- Baloch nationalist–Islamic State conflict: Part of the Insurgency in Balochistan
| Date | March 2025 – present |
| Location | Balochistan, Pakistan |
| Status | Ongoing conflict |

Belligerents
- Baloch nationalist militants;: Islamic State

Units involved
- Balochistan Liberation Army;: Islamic State Khorasan Province Foreign fighters; ; ;

Casualties and losses
- 1 militant executed: 30 militants killed

= Baloch nationalist–Islamic State conflict =

Conflict between Baloch separatists and the Islamic State

The Baloch nationalist–Islamic State conflict refers to a series of violent engagements primarily between the Islamic State's affiliates and Baloch nationalists in and around the Balochistan province of Pakistan.

== Background ==
=== Insurgency, militancy, and anti-Shi'ism in Balochistan ===
Balochistan has long been a region affected by insurgency and militancy, with various Baloch nationalist groups, including the BLA, engaging in armed resistance against the Pakistani state. ISKP, an affiliate of the Islamic State active in Afghanistan, Iran and Pakistan, has also operated sporadically in Balochistan, particularly targeting Shi’a and other minorities. ISKP has excused attacks on Balochistan's Shia community as a way to stop the expansion of Shia madrass in Balochistan.
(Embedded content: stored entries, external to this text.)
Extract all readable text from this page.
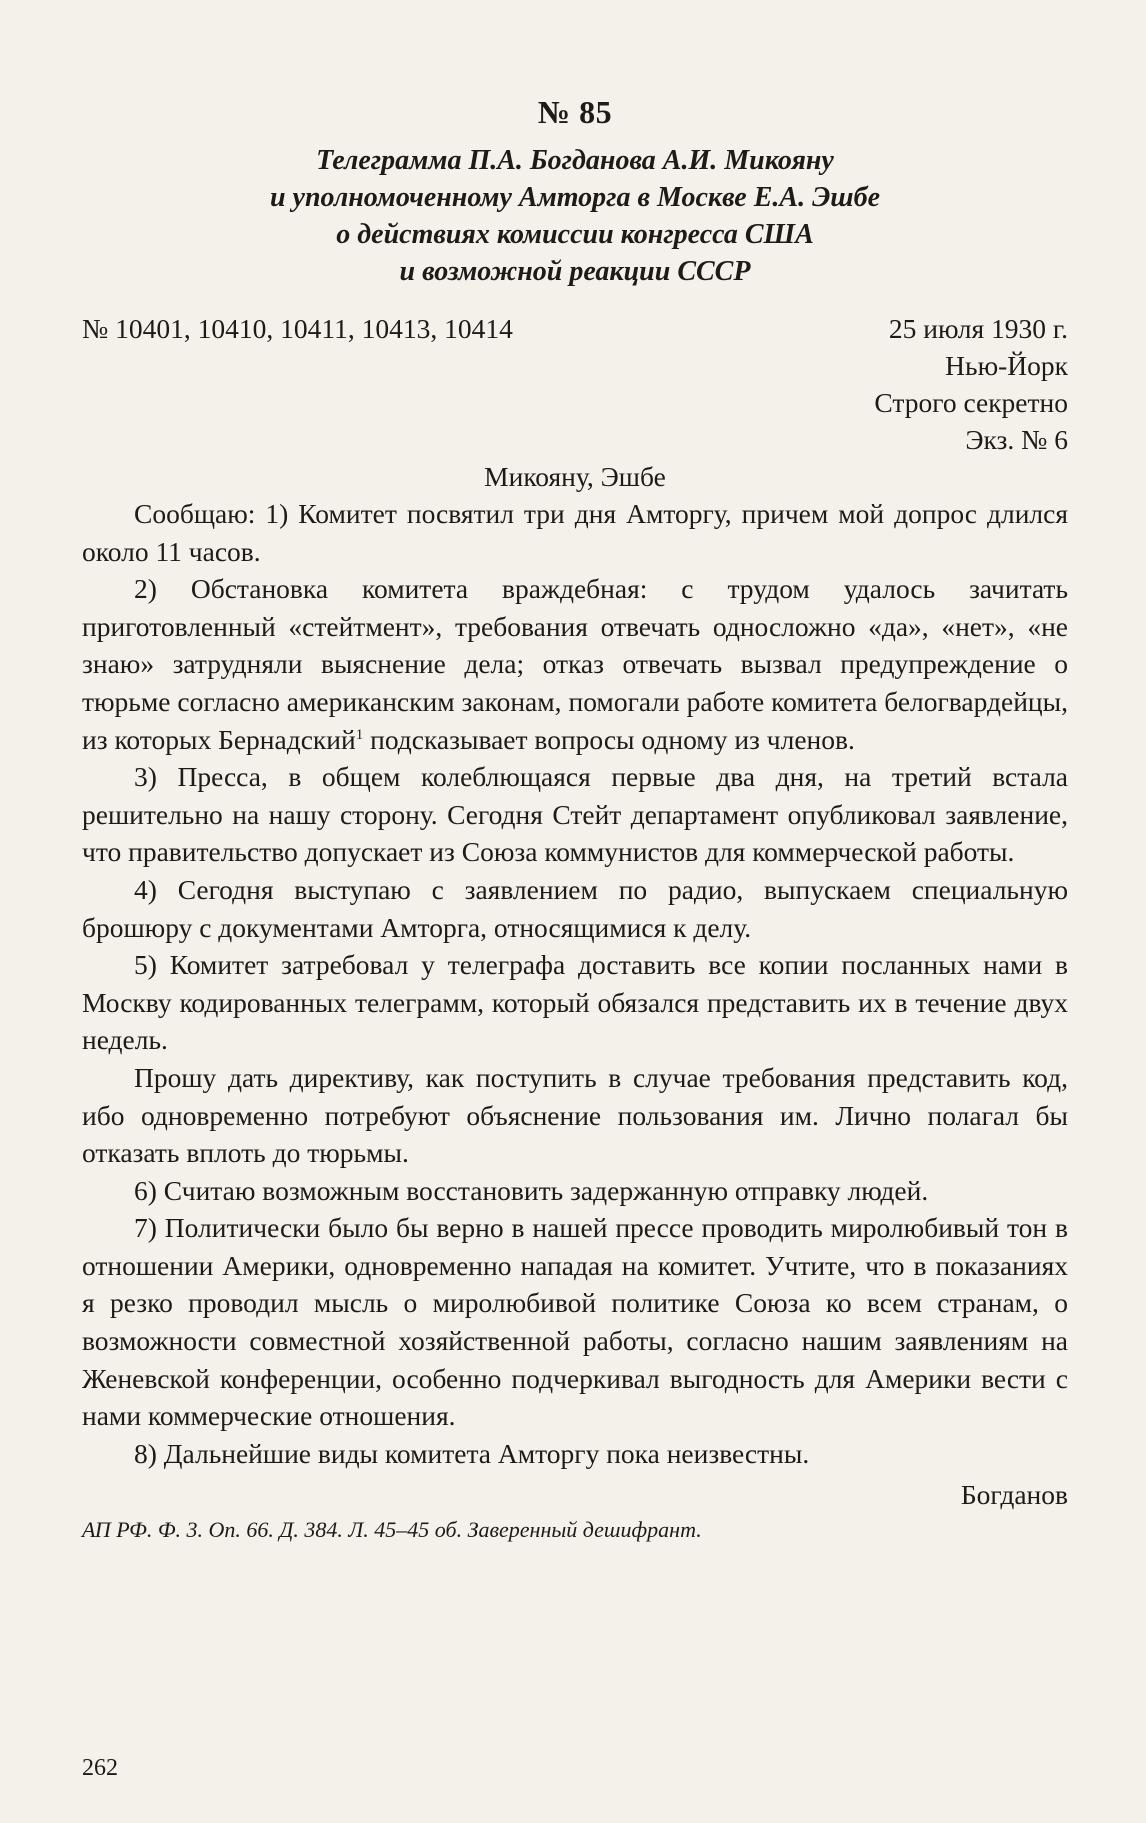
№ 85
Телеграмма П.А. Богданова А.И. Микояну
и уполномоченному Амторга в Москве Е.А. Эшбе
о действиях комиссии конгресса США
и возможной реакции СССР
№ 10401, 10410, 10411, 10413, 10414	25 июля 1930 г.
Нью-Йорк
Строго секретно
Экз. № 6
Микояну, Эшбе

Сообщаю: 1) Комитет посвятил три дня Амторгу, причем мой допрос длился около 11 часов.

2) Обстановка комитета враждебная: с трудом удалось зачитать приготовленный «стейтмент», требования отвечать односложно «да», «нет», «не знаю» затрудняли выяснение дела; отказ отвечать вызвал предупреждение о тюрьме согласно американским законам, помогали работе комитета белогвардейцы, из которых Бернадский$^1$ подсказывает вопросы одному из членов.

3) Пресса, в общем колеблющаяся первые два дня, на третий встала решительно на нашу сторону. Сегодня Стейт департамент опубликовал заявление, что правительство допускает из Союза коммунистов для коммерческой работы.

4) Сегодня выступаю с заявлением по радио, выпускаем специальную брошюру с документами Амторга, относящимися к делу.

5) Комитет затребовал у телеграфа доставить все копии посланных нами в Москву кодированных телеграмм, который обязался представить их в течение двух недель.

Прошу дать директиву, как поступить в случае требования представить код, ибо одновременно потребуют объяснение пользования им. Лично полагал бы отказать вплоть до тюрьмы.

6) Считаю возможным восстановить задержанную отправку людей.

7) Политически было бы верно в нашей прессе проводить миролюбивый тон в отношении Америки, одновременно нападая на комитет. Учтите, что в показаниях я резко проводил мысль о миролюбивой политике Союза ко всем странам, о возможности совместной хозяйственной работы, согласно нашим заявлениям на Женевской конференции, особенно подчеркивал выгодность для Америки вести с нами коммерческие отношения.

8) Дальнейшие виды комитета Амторгу пока неизвестны.

Богданов
АП РФ. Ф. 3. Оп. 66. Д. 384. Л. 45–45 об. Заверенный дешифрант.
262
==== Recent rise in violence in Balochistan ====
In the 2010s, attacks against the Shia community by sectarian groups—though not always directly related to the political struggle—rose, contributing to tensions in Balochistan. In Pakistan, the ethnic separatist insurgency is low-scale but ongoing mainly in southern Balochistan, as well as sectarian and religiously motivated militancy concentrated mainly in northern and central Balochistan.

=== Overlapping territories and opposing ideologies ===
The Islamic State's Khorasan province primarily operates in the central-west parts of Balochistan, from the outskirts of Quetta and Mastung till Kalat, and parts of Khuzdar. From Mastung, the group's area of operations extends into the Bolan pass and reaches into Balochistan's Sibi district, which borders Pakistan's Sindh province. This puts the group in direct conflict with the Baloch Liberation Army as its area of operations as it overlaps with BLA's area of operations. It has put both groups at odds with each other, especially due ISKP having an Islamist-jihadist and Salafi jihadist ideology, aiming to establish a global caliphate, while BLA maintains itself as secularist-nationalist and Baloch nationalist-separatist group, aiming to separate Balochistan from Pakistan.

== Timeline ==
According to local law enforcement from Pakistan's Balochistan province, ISKP militants slit the throat of a BLA insurgent for spying on an ISKP camp. This caused fighters in a nearby BLA-affiliated group to then plan an attack on the ISKP camp in order to avenge the death of their executed comrade.

In March 2025, BLA militants reportedly surrounded, attacked, and destroyed the ISKP training camp near the Bolan River in Mastung. The raid resulted in the deaths of approximately 30 ISKP members, including foreign fighters from Turkey, India, Tajikistan, and Uzbekistan.

On May 25, 2025, ISKP officially declared war on Baloch pro-independence armed groups, including the BLA. The group accused these factions of launching unprovoked attacks on its fighters in Balochistan's Mastung district.

The announcement was made in a 36-minute Pashto-language video released by ISKP's media wing, Al-Azaim Foundation. The narrator says ISKP had previously maintained a “non-aggression policy” towards Baloch insurgents but now considers them adversaries. “Difficult and bloody days are ahead,” the narrator warns, adding that ISKP will retaliate against Baloch insurgent groups and their supporters, just as it has fought the Afghan Taliban. The video also claims that ISKP operates training camps in the mountainous regions of Balochistan. ISKP also released a booklet targeting nationalist movements such as the Baloch Yakjehti Committee (BYC) led by Mahrang Baloch and the Pashtun Tahafuz Movement (PTM) led by Manzoor Pashteen.

On 8 September, 2025 the Islamic State claimed a suicide bombing on a political rally of the Balochistan National Party-Mengal and supporters in the Quetta stadium parking lot which killed 15 people and injured several others.